The Anatomy of the Upset Victim
PLUS: Teams you may want to think twice about picking when filling out your bracket
Earlier this week, I did a deep dive into the teams that have what it takes to cause a big (4+ seed difference) upset in the NCAA tournament, and what teams to watch out for in 2025. You can read that post here:
Now, let’s flip the focus and look at the other side; the teams who have fallen victim to a big upset and those at risk this year. We get these every year, and with the increasing parity in college basketball, likely stemming from the rise of NIL and the transfer portal, highly seeded teams feel—or at least should feel—less safe in the early tournament rounds. We have seen an increasing number of upsets in recent years, with the rolling averages of 3+, 4+, and 5+ seed-line upsets gradually rising since 2008.
Not only are there more upsets, but fewer highly seeded teams are making it all the way to the Final Four. Although some years are more wacky than others, since the early 1990’s we have seen, on average, a steady rise in the “sum of the seeds” to make the Final Four.1
What Makes A Team Vulnerable to a Big Upset?
First, let me re-state that I am defining a “big upset” here as a team beating an opponent at least 4 seed-lines higher (i.e., an 8 seed vs. a 4 seed or 15 seed vs. a 2 seed). Beginning with a set of over 50 stats from various sources such as KenPom, Bart Torvik, and TeamRankings.com, I used the Boruta feature selection algorithm to determine the stats/numbers most important to a higher seeded favorite falling victim to a “big upset”.2 The observations in the data consisted of every instance a team beat a team seeded 4+ spots higher in the NCAA tournament from 2008-2024. Boruta functions as a wrapper algorithm around a Random Forest process. It works by first adding randomness to the data through shadow features — shuffled copies of all variables. Then, it trains a random forest classifier on the extended data set and applies the importance measure, Mean Decrease in Accuracy, to evaluate the each feature’s importance. At each iteration, it checks if a real feature has a greater importance than its best shadow feature, removing features determined highly unimportant. The algorithm stops either when all features get confirmed/rejected, or it reaches the defined maximum iterations. This algorithm is ideal for high dimensional data sets (data sets with many variables relative to the number of observations) such as this one. The algorithm gave us the 11 most important statistics of a team which loses to an opponent seeded 4+ seed-lines lower. The importance scores are scaled to sum to 100% for ease of interpretation.

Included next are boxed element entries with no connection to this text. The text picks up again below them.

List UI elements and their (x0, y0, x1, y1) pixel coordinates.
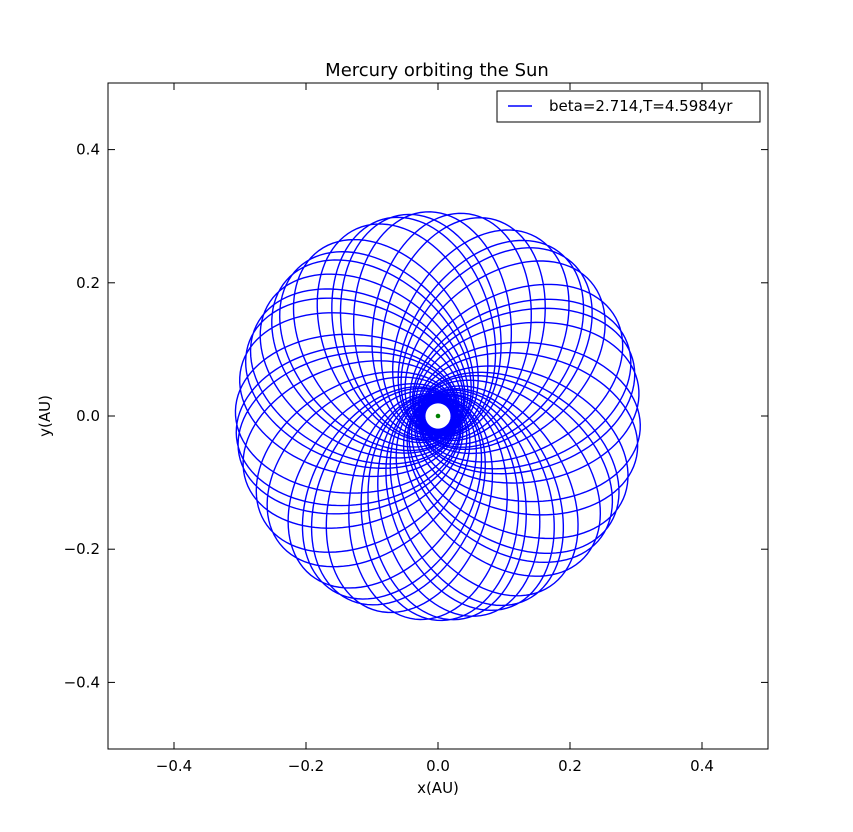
x-tick-label: −0.4 (156, 757, 192, 775)
sun-marker (435, 413, 441, 419)
x-axis-label: x(AU) (417, 779, 459, 797)
legend-box (496, 90, 761, 123)
y-tick-label: −0.4 (64, 673, 100, 691)
x-tick-label: −0.2 (288, 757, 324, 775)
y-tick-label: 0.4 (76, 141, 100, 159)
legend-label: beta=2.714,T=4.5984yr (549, 97, 733, 115)
chart-title: Mercury orbiting the Sun (325, 60, 549, 81)
orbit-series (234, 211, 641, 622)
y-tick-label: 0.0 (76, 407, 100, 425)
axis-ticks: −0.4 −0.2 0.0 0.2 0.4 −0.4 −0.2 0.0 0.2 0.4 (64, 83, 768, 775)
x-tick-label: 0.4 (690, 757, 714, 775)
y-tick-label: −0.2 (64, 540, 100, 558)
legend: beta=2.714,T=4.5984yr (496, 90, 761, 123)
x-tick-label: 0.0 (426, 757, 450, 775)
x-tick-label: 0.2 (558, 757, 582, 775)
y-axis-label: y(AU) (36, 395, 54, 437)
y-tick-label: 0.2 (76, 274, 100, 292)
plot-frame (107, 82, 769, 750)
orbit-line (234, 211, 641, 622)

Many of these statistics are simply qualities shared among good teams, like a high KenPom efficiency rating, more Wins Above Bubble3, or similar NET rankings, and are largely inherently correlated. One that stuck out was opponent defensive rebounding rate. This leads us to believe that an underdog that excels in defensive rebounding might be an upset candidate, especially if their opponent struggles on the glass.
The Most Typical Winning Underdogs & 2025 Tournament Upset Candidates
To identify the teams which have most resembled a typical “big upset” loser, I ran a K-Means classification algorithm using the same data as above with the factors deemed important as the variables. I also included all 2025 teams to see who we might anticipate being upset this year. This produced the Euclidean Distances between each losing “big favorite” and the “Average Losing Underdog” from 2008-2024.4 From here, we can see the teams which most resembled—and currently resemble—an upset candidate.
This year’s Mississippi State Bulldogs came in at 4th overall and top among 2025 teams. CBS’s Jerry Palm lists Mississippi State as a projected 6-seed as of March 5th. Arizona’s 2016 squad, who lost to 11-seed Wichita State as a 6-seed, topped the charts overall. For those of you tempted to pick Duke or Houston to be upset this year, I’d urge you to think twice. The Blue Devils and Cougars come in as the 77th and 53rd most similar teams to an average “big upset loser”, respectively. Below is a look at this year’s top upset candidates, along with the teams they are most similar to from the past.
Now, I am by no means predicting these teams to be upset, but if they do, I’ll definitely be a bit less surprised.
Get ready for the madness…
Calculated by adding up the seeds of each Final Four team (i.e., if two 1-seeds, a 3-seed, and a 5-seed make the Final Four, the “sum of seeds” would be 10)
The stats were pulled from the March Madness dataset on Kaggle
“Average Losing Favorite” being a team with the average values for all statistics among the upset losers in the dataset.